Eglise St Siméon (photo Michel Franceschetti).

Eglise St Siméon (photo Michel Franceschetti).

 
    En Corse, pendant longtemps, les sépultures se firent dans le cimetière mais aussi  dans l'arca.
 
 
    L'arca était une tombe collective, sorte de chambre souterraine voutée à orifice étroit fermé par une dalle de pierre, accolée à l'église ou creusée sous celle-ci. Elle permettait aux croyants d'être le plus près possible de l'endroit le plus sacré du village et elle renforçait le sens de la communauté, unie ici et maintenant comme pour l’éternité. C'est à partir du XVème siècle que se répandit, en Corse, la pratique des enterrements dans les églises.
 
 
 
L'arca poggiolaise
 
 
    Cette coutume fut pratiquée à Poggiolo comme le prouvent les rapports des visites apostoliques effectuées par les évêques (de Sagone ou du Nebbio) ou de leur délégué (documents étudiés par le Père DOAZAN).
 
 
    Si en 1587 et en 1589, Mgr MASCARDI écrit que "le cimetière entoure l'église", il mentionne déjà l'existence de l'arca de Vico. Mgr COSTA décrit un siècle plus tard, en 1698, à Poggiolo, un "pavement de pierre avec trois ouvertures d'arca avec trappe de pierre". Ces trois ouvertures signifient qu'une était destinée aux hommes, l'autre aux femmes et la dernière aux enfants. Mais, en 1702, le même Mgr COSTA note que "le cimetière est pourvu d'une croix et bien enclôs"
 
 
    Il est vrai que la sépulture en arca n'était pas bien vue des autorités ecclésiastiques. Ainsi, dès le XVI° siècle, la constitution de Mgr SAULI, évêque d'Aleria, imposait d'ensevelir les morts dans les cimetières et non dans les églises, à moins d'avoir la permission de l’évêque.
 
 
    En 1776, un Edit Royal interdisait les sépultures dans les églises insulaires, et en 1789 un Décret de la Révolution ordonnait la création de cimetières, sans grand succès en Corse.
 
L'église et le cimetière vus du Tretorre (photo Michel Franceschetti).

L'église et le cimetière vus du Tretorre (photo Michel Franceschetti).

   
Quelle fut la situation de Poggiolo?
 
 
Les deux périodes d'inhumation
 
 
    Les registres de catholicité du XVIIIe siècle pour Poggiolo ont été étudiés par Xavier PAOLI, l'historien du village.
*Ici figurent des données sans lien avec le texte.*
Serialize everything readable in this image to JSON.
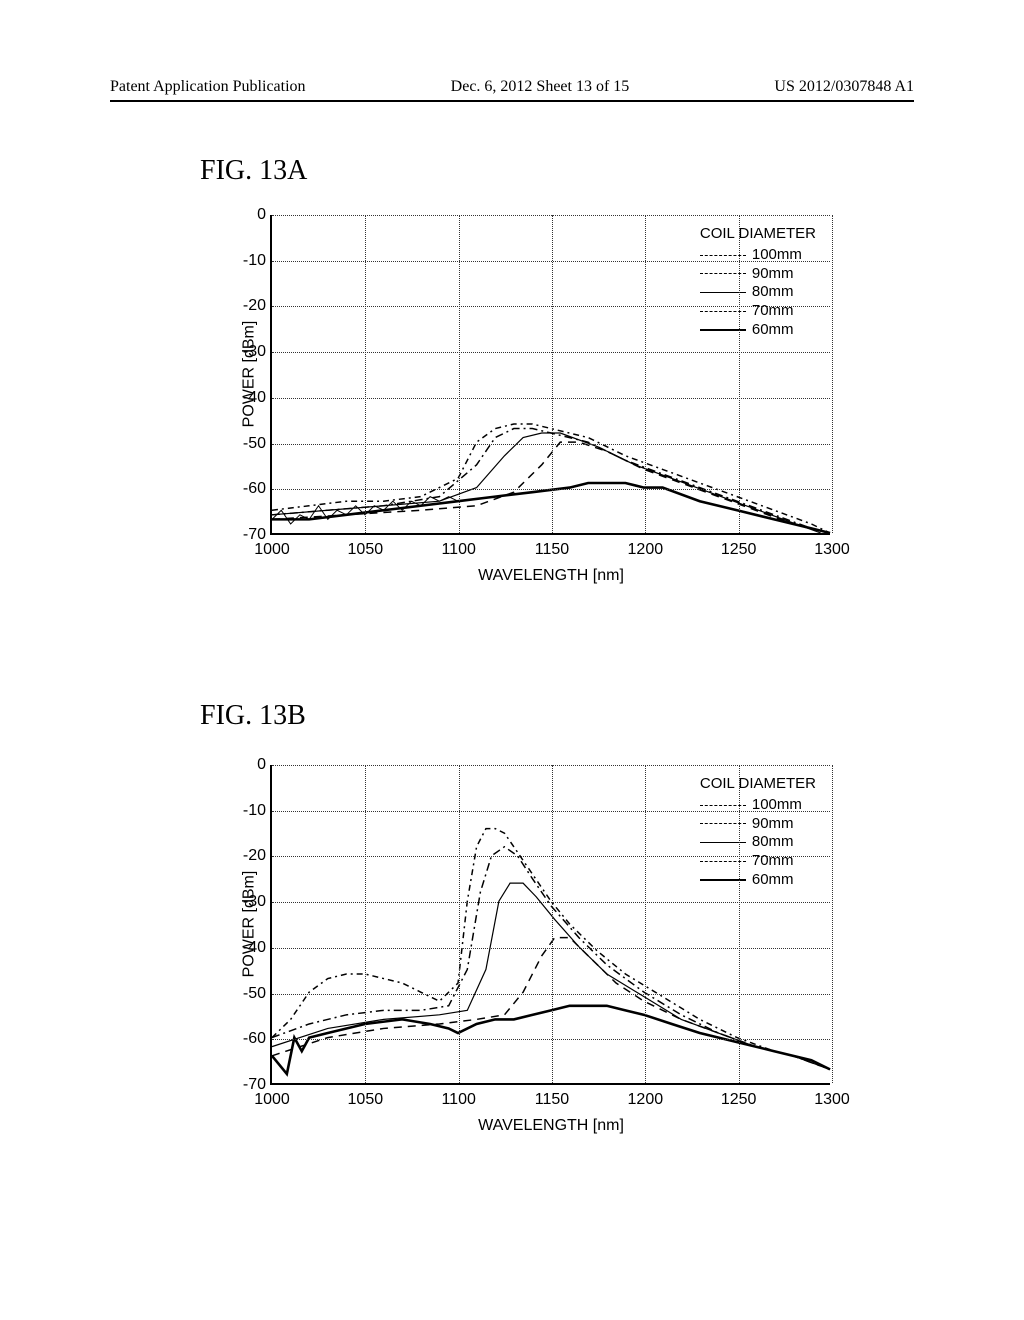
{
  "header": {
    "left": "Patent Application Publication",
    "center": "Dec. 6, 2012   Sheet 13 of 15",
    "right": "US 2012/0307848 A1"
  },
  "label_a": "FIG. 13A",
  "label_b": "FIG. 13B",
  "chart": {
    "type": "line",
    "xlabel": "WAVELENGTH [nm]",
    "ylabel": "POWER [dBm]",
    "xlim": [
      1000,
      1300
    ],
    "ylim": [
      -70,
      0
    ],
    "xticks": [
      1000,
      1050,
      1100,
      1150,
      1200,
      1250,
      1300
    ],
    "yticks": [
      0,
      -10,
      -20,
      -30,
      -40,
      -50,
      -60,
      -70
    ],
    "grid_color": "#333333",
    "axis_color": "#000000",
    "background_color": "#ffffff",
    "legend_title": "COIL DIAMETER",
    "legend": [
      {
        "label": "100mm",
        "dash": "6 4 2 4",
        "weight": 1.5
      },
      {
        "label": "90mm",
        "dash": "8 4 2 4",
        "weight": 1.5
      },
      {
        "label": "80mm",
        "dash": "none",
        "weight": 1.2
      },
      {
        "label": "70mm",
        "dash": "8 6",
        "weight": 1.5
      },
      {
        "label": "60mm",
        "dash": "none",
        "weight": 2.6
      }
    ],
    "label_fontsize": 16,
    "tick_fontsize": 16,
    "legend_fontsize": 15,
    "series_a": {
      "s100": [
        [
          1000,
          -65
        ],
        [
          1020,
          -64
        ],
        [
          1040,
          -63
        ],
        [
          1060,
          -63
        ],
        [
          1080,
          -62
        ],
        [
          1100,
          -58
        ],
        [
          1110,
          -50
        ],
        [
          1120,
          -47
        ],
        [
          1130,
          -46
        ],
        [
          1140,
          -46
        ],
        [
          1150,
          -47
        ],
        [
          1170,
          -49
        ],
        [
          1190,
          -53
        ],
        [
          1210,
          -56
        ],
        [
          1230,
          -59
        ],
        [
          1250,
          -62
        ],
        [
          1270,
          -65
        ],
        [
          1290,
          -68
        ],
        [
          1300,
          -70
        ]
      ],
      "s90": [
        [
          1000,
          -66
        ],
        [
          1030,
          -65
        ],
        [
          1060,
          -64
        ],
        [
          1090,
          -62
        ],
        [
          1110,
          -55
        ],
        [
          1120,
          -49
        ],
        [
          1130,
          -47
        ],
        [
          1140,
          -47
        ],
        [
          1150,
          -48
        ],
        [
          1170,
          -50
        ],
        [
          1190,
          -54
        ],
        [
          1210,
          -57
        ],
        [
          1230,
          -60
        ],
        [
          1250,
          -63
        ],
        [
          1270,
          -66
        ],
        [
          1290,
          -69
        ],
        [
          1300,
          -70
        ]
      ],
      "s80": [
        [
          1000,
          -66
        ],
        [
          1030,
          -65
        ],
        [
          1060,
          -64
        ],
        [
          1090,
          -63
        ],
        [
          1110,
          -60
        ],
        [
          1125,
          -53
        ],
        [
          1135,
          -49
        ],
        [
          1145,
          -48
        ],
        [
          1155,
          -48
        ],
        [
          1175,
          -51
        ],
        [
          1195,
          -55
        ],
        [
          1215,
          -58
        ],
        [
          1235,
          -61
        ],
        [
          1255,
          -64
        ],
        [
          1275,
          -67
        ],
        [
          1295,
          -70
        ]
      ],
      "s70": [
        [
          1000,
          -67
        ],
        [
          1040,
          -66
        ],
        [
          1080,
          -65
        ],
        [
          1110,
          -64
        ],
        [
          1130,
          -61
        ],
        [
          1145,
          -55
        ],
        [
          1155,
          -50
        ],
        [
          1165,
          -50
        ],
        [
          1180,
          -52
        ],
        [
          1200,
          -56
        ],
        [
          1220,
          -59
        ],
        [
          1240,
          -62
        ],
        [
          1260,
          -65
        ],
        [
          1280,
          -68
        ],
        [
          1300,
          -70
        ]
      ],
      "s60": [
        [
          1000,
          -67
        ],
        [
          1020,
          -67
        ],
        [
          1040,
          -66
        ],
        [
          1060,
          -65
        ],
        [
          1080,
          -64
        ],
        [
          1100,
          -63
        ],
        [
          1120,
          -62
        ],
        [
          1140,
          -61
        ],
        [
          1160,
          -60
        ],
        [
          1170,
          -59
        ],
        [
          1180,
          -59
        ],
        [
          1190,
          -59
        ],
        [
          1200,
          -60
        ],
        [
          1210,
          -60
        ],
        [
          1230,
          -63
        ],
        [
          1250,
          -65
        ],
        [
          1270,
          -67
        ],
        [
          1290,
          -69
        ],
        [
          1300,
          -70
        ]
      ],
      "noise": [
        [
          1000,
          -67
        ],
        [
          1005,
          -65
        ],
        [
          1010,
          -68
        ],
        [
          1015,
          -66
        ],
        [
          1020,
          -67
        ],
        [
          1025,
          -64
        ],
        [
          1030,
          -67
        ],
        [
          1035,
          -65
        ],
        [
          1040,
          -66
        ],
        [
          1045,
          -64
        ],
        [
          1050,
          -66
        ],
        [
          1055,
          -64
        ],
        [
          1060,
          -65
        ],
        [
          1065,
          -63
        ],
        [
          1070,
          -65
        ],
        [
          1075,
          -63
        ],
        [
          1080,
          -64
        ],
        [
          1085,
          -62
        ],
        [
          1090,
          -63
        ],
        [
          1095,
          -62
        ],
        [
          1100,
          -63
        ]
      ]
    },
    "series_b": {
      "s100": [
        [
          1000,
          -60
        ],
        [
          1010,
          -56
        ],
        [
          1020,
          -50
        ],
        [
          1030,
          -47
        ],
        [
          1040,
          -46
        ],
        [
          1050,
          -46
        ],
        [
          1060,
          -47
        ],
        [
          1070,
          -48
        ],
        [
          1080,
          -50
        ],
        [
          1090,
          -52
        ],
        [
          1100,
          -48
        ],
        [
          1105,
          -30
        ],
        [
          1110,
          -18
        ],
        [
          1115,
          -14
        ],
        [
          1120,
          -14
        ],
        [
          1125,
          -15
        ],
        [
          1130,
          -18
        ],
        [
          1140,
          -24
        ],
        [
          1150,
          -30
        ],
        [
          1160,
          -35
        ],
        [
          1175,
          -41
        ],
        [
          1190,
          -46
        ],
        [
          1210,
          -51
        ],
        [
          1230,
          -56
        ],
        [
          1250,
          -60
        ],
        [
          1270,
          -63
        ],
        [
          1290,
          -65
        ],
        [
          1300,
          -67
        ]
      ],
      "s90": [
        [
          1000,
          -60
        ],
        [
          1020,
          -57
        ],
        [
          1040,
          -55
        ],
        [
          1060,
          -54
        ],
        [
          1080,
          -54
        ],
        [
          1095,
          -53
        ],
        [
          1105,
          -45
        ],
        [
          1112,
          -28
        ],
        [
          1118,
          -20
        ],
        [
          1125,
          -18
        ],
        [
          1132,
          -20
        ],
        [
          1140,
          -25
        ],
        [
          1150,
          -31
        ],
        [
          1165,
          -38
        ],
        [
          1180,
          -44
        ],
        [
          1200,
          -50
        ],
        [
          1220,
          -55
        ],
        [
          1240,
          -59
        ],
        [
          1260,
          -62
        ],
        [
          1280,
          -64
        ],
        [
          1300,
          -67
        ]
      ],
      "s80": [
        [
          1000,
          -62
        ],
        [
          1030,
          -58
        ],
        [
          1060,
          -56
        ],
        [
          1090,
          -55
        ],
        [
          1105,
          -54
        ],
        [
          1115,
          -45
        ],
        [
          1122,
          -30
        ],
        [
          1128,
          -26
        ],
        [
          1135,
          -26
        ],
        [
          1142,
          -29
        ],
        [
          1152,
          -34
        ],
        [
          1165,
          -40
        ],
        [
          1180,
          -46
        ],
        [
          1200,
          -51
        ],
        [
          1220,
          -56
        ],
        [
          1240,
          -59
        ],
        [
          1260,
          -62
        ],
        [
          1280,
          -64
        ],
        [
          1300,
          -67
        ]
      ],
      "s70": [
        [
          1000,
          -64
        ],
        [
          1030,
          -60
        ],
        [
          1060,
          -58
        ],
        [
          1090,
          -57
        ],
        [
          1110,
          -56
        ],
        [
          1125,
          -55
        ],
        [
          1135,
          -50
        ],
        [
          1145,
          -42
        ],
        [
          1152,
          -38
        ],
        [
          1160,
          -38
        ],
        [
          1170,
          -42
        ],
        [
          1185,
          -48
        ],
        [
          1200,
          -52
        ],
        [
          1220,
          -56
        ],
        [
          1240,
          -59
        ],
        [
          1260,
          -62
        ],
        [
          1280,
          -64
        ],
        [
          1300,
          -67
        ]
      ],
      "s60": [
        [
          1000,
          -64
        ],
        [
          1008,
          -68
        ],
        [
          1012,
          -60
        ],
        [
          1016,
          -63
        ],
        [
          1020,
          -60
        ],
        [
          1030,
          -59
        ],
        [
          1050,
          -57
        ],
        [
          1070,
          -56
        ],
        [
          1085,
          -57
        ],
        [
          1095,
          -58
        ],
        [
          1100,
          -59
        ],
        [
          1110,
          -57
        ],
        [
          1120,
          -56
        ],
        [
          1130,
          -56
        ],
        [
          1140,
          -55
        ],
        [
          1150,
          -54
        ],
        [
          1160,
          -53
        ],
        [
          1170,
          -53
        ],
        [
          1180,
          -53
        ],
        [
          1190,
          -54
        ],
        [
          1200,
          -55
        ],
        [
          1215,
          -57
        ],
        [
          1230,
          -59
        ],
        [
          1250,
          -61
        ],
        [
          1270,
          -63
        ],
        [
          1290,
          -65
        ],
        [
          1300,
          -67
        ]
      ]
    }
  }
}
Ils sont référencés aux Archives départementales, ou Archives Pumonti, sous les côtes 6MI 240/3 (pour 1729 à 1772) et 6MI 240/4 pour la période 1770-1796 qui empiète donc sur la précédente.
 
 
    Deux périodes peuvent être distinguées:
 
    Pour la première, de 1729 à 1756, les inhumations eurent toujours lieu "dans l'église". Les registres utilisent alors les termes "arca", "nel pavimento", "attraco".  
Ainsi, en 1731, pour Maria Sibilia et Damiano, dont les décès se sont suivis, il est écrit: "il suo corpo fu sepelitto nella chiesa di S. Simeone", c'est-à-dire: "son corps a été enseveli dans l'église de Saint Siméon".
    
    Cliquez sur les images pour agrandir les documents.
 
Deux actes de sépulture en 1731.

Deux actes de sépulture en 1731.

 
  Ensuite, après 1770 et jusqu'en 1792, les documents mentionnèrent pratiquement tous que les enterrements avaient lieu dans le "cimetière ordinaire", mais en précisant:
 
"nel grande sepultura", c'est-à-dire dans l'arca collective
                                             ou
"nel picola sepultura" ou "nel cimeterio", donc en tombe individuelle.
 
 
    La première mention d'enterrement "nel cimeterio ordinario" date du 12 juin 1770 (mais il manque les feuillets entre 1762 et 1769) et concernait une nommée Maria Francesca. 
Première mention d'un enterrement dans le cimetière de Poggiolo (12 juin 1770).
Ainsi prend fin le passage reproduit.